The devices were by no means perfect. Doctors experimented with form in part to decrease the rate at which uteruses expelled the devices. And it was still possible to get pregnant while using an IUD. Ectopic pregnancy, usually in a Fallopian tube, was a serious concern.

Some of the most avid boosters of the device, Takeshita writes, were associated with the Population Council and saw IUDs as a way to defuse the coming “population bomb” by controlling fertility. But for many people the devices simply provided unprecedented control over reproductive life. “This is a striking feature when you look at the history of fertility control—to what extent people were desperate, just plain desperate,” to escape the exhausting cycle of pregnancy and birth, says Fiala.

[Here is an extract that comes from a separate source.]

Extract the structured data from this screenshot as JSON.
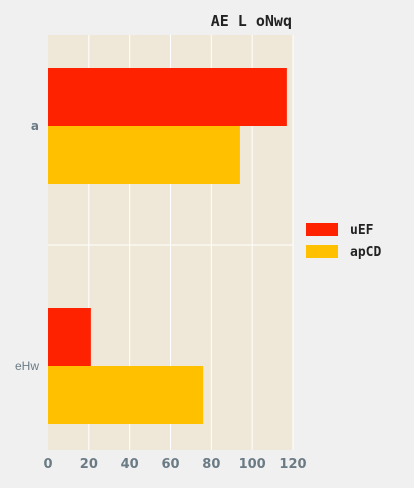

Czech gynecologist Jiří Šráček named the Dana Cupru after his wife.
Czech gynecologist Jiří Šráček named the Dana Cupru after his wife. MUVS, Vienna/www.muvs.org

IUDs became much more reliable when spermicidal copper was added to their design in the 1970s. They also began to take on the simple T-shape most often used today. Manufacturers later created hormonal IUDs, which eliminate some of the side effects associated with copper-containing IUDs while maintaining their effectiveness. “Hormonal IUDs have the highest satisfaction rates compared to all contraception, and women are really free—for the first time in history, women can focus on what matters most to them,” says Fiala. “To me, IUDs are the most promising approach for contraception.”